Medication Errors Happen Too Often
These types of errors probably receive the most media coverage and are also among the most common mistakes resulting in harm to patients both within hospitals and in the community in general practice.
Medication cases generally fall into two categories:
*Errors made by the prescribing doctor – prescribing the incorrect drug and/or incorrect dose; and
*Dispensing/compounding errors – these are errors made by the pharmacist in dispensing the drug to the patient.
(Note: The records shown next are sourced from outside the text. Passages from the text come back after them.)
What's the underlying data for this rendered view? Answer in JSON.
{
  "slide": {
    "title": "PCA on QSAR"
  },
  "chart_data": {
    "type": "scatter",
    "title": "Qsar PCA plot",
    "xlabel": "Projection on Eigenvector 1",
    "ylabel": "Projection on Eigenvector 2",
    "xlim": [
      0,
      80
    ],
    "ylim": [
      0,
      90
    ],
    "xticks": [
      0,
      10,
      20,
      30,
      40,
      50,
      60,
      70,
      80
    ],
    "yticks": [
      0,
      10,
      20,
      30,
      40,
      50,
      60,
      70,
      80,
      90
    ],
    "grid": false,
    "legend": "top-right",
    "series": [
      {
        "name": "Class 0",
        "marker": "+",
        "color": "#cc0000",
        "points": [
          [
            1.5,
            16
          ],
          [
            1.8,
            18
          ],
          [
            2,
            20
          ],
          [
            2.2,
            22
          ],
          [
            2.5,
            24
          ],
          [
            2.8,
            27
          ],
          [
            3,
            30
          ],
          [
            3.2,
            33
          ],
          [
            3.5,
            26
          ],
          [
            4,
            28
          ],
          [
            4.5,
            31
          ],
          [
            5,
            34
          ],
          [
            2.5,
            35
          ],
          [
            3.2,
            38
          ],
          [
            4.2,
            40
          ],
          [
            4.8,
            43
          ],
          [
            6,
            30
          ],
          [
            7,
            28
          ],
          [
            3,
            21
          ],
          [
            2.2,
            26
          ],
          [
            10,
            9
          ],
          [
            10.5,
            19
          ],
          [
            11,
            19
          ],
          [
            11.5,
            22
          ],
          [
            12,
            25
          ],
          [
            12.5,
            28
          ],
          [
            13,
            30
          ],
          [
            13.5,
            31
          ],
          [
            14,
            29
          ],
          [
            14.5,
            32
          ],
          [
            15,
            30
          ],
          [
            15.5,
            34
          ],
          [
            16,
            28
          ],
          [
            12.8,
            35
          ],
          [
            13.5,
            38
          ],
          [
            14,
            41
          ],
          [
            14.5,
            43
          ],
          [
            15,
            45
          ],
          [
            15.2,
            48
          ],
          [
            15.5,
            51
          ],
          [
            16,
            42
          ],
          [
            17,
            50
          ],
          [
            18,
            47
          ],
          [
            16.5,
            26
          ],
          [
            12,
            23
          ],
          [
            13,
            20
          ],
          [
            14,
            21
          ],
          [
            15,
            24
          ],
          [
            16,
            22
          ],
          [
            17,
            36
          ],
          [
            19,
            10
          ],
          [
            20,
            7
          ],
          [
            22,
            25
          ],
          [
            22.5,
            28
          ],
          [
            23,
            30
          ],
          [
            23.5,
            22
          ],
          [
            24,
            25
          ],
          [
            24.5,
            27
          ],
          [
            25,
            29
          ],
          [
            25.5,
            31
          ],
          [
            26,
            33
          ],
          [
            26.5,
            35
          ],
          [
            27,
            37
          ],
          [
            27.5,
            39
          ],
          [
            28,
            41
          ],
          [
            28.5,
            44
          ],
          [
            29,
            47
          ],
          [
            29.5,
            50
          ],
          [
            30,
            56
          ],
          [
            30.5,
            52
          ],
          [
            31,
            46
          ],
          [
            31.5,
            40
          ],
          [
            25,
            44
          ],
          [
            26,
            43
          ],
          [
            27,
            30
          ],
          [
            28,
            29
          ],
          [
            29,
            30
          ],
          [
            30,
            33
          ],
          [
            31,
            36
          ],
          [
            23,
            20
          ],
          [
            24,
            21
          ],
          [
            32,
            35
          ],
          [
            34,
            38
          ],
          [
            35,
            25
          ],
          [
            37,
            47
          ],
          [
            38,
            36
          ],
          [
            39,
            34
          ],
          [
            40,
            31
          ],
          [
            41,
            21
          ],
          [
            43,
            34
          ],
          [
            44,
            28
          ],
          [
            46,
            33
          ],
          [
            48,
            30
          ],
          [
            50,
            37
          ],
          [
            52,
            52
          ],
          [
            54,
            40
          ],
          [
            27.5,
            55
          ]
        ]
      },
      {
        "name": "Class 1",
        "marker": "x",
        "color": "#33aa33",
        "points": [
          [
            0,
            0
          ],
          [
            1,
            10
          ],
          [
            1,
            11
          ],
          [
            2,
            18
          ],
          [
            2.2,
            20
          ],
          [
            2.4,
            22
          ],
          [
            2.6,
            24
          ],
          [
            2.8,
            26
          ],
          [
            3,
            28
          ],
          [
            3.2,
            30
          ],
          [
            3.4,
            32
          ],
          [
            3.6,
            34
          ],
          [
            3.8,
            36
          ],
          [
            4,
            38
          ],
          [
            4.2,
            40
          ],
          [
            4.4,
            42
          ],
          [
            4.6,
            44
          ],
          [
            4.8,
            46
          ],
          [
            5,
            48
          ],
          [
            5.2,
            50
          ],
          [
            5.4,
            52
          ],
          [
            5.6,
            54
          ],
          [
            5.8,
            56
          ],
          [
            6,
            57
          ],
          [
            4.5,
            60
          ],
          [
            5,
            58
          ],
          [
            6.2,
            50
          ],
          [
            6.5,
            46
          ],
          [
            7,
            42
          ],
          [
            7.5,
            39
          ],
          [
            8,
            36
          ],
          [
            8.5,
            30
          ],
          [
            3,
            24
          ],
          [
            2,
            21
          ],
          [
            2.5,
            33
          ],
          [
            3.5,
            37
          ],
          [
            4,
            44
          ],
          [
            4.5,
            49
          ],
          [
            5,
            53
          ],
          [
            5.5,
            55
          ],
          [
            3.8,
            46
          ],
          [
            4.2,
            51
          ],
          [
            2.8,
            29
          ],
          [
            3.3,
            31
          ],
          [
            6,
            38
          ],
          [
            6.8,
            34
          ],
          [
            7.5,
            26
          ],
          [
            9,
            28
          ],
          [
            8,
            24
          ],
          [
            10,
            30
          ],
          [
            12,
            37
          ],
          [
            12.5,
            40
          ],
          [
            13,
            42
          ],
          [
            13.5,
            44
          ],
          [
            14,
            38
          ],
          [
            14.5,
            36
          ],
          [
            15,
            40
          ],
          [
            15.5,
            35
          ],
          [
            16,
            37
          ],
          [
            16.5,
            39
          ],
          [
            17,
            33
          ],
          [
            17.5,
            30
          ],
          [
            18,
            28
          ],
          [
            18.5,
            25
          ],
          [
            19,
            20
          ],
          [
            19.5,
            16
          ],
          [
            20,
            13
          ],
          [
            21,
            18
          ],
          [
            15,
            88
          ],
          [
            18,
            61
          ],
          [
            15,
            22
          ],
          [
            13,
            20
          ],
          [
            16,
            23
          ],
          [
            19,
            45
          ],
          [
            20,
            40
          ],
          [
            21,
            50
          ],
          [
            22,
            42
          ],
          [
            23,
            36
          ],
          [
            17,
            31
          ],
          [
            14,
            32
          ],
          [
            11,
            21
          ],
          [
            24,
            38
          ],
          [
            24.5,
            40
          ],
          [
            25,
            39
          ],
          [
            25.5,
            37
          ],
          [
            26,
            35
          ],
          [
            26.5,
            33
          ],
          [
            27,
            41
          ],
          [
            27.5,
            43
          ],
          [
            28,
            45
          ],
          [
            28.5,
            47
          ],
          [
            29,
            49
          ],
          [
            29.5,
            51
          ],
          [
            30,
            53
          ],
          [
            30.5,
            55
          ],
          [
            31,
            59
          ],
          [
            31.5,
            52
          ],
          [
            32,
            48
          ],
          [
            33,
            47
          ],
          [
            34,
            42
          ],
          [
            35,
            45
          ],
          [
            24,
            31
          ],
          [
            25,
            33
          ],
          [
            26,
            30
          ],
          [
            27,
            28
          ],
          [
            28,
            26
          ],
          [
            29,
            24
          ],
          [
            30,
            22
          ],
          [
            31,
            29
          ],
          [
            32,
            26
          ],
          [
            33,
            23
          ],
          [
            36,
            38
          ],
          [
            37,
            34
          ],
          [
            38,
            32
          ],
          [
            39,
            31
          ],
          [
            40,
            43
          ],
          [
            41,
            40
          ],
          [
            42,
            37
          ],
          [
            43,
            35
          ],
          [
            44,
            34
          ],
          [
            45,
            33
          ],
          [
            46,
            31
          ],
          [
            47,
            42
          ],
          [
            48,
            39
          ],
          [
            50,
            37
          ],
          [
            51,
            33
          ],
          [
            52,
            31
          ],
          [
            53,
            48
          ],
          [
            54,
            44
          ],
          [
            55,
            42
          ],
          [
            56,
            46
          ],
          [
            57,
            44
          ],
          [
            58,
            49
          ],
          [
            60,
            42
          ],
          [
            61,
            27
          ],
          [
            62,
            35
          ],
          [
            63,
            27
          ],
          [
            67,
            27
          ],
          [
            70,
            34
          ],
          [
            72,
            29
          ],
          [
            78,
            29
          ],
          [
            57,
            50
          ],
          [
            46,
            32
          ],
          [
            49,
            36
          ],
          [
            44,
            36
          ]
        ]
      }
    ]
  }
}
They can occur for a variety of reasons. The shocking fact is all of these reasons are preventable with simple, practical and common-sense steps. The reasons typically include:
*The prescribing doctor handing out “free trials” from drug companies to patients without an understanding of the nature of the drug/side effects and any contraindications to the use of the drug (circumstances which indicate the drug is not appropriate);
*Multiple names for essentially the same drug;
*unnecessarily confusing prescription shorthand, for example, “b.i.d” means twice per day, q.4h means every hour hours; “q.o.d” means every other hour.
*the incorrect or sloppy positioning of a decimal point can be made the difference between a therapeutic (helpful) dose and a fatal overdose.
*A distracted nurse in a hospital ward dispensing the wrong drug to the patient;
*A pharmacist compounding a drug at ten or even one hundred times the prescribed dose because of poor methodology in calculating the product.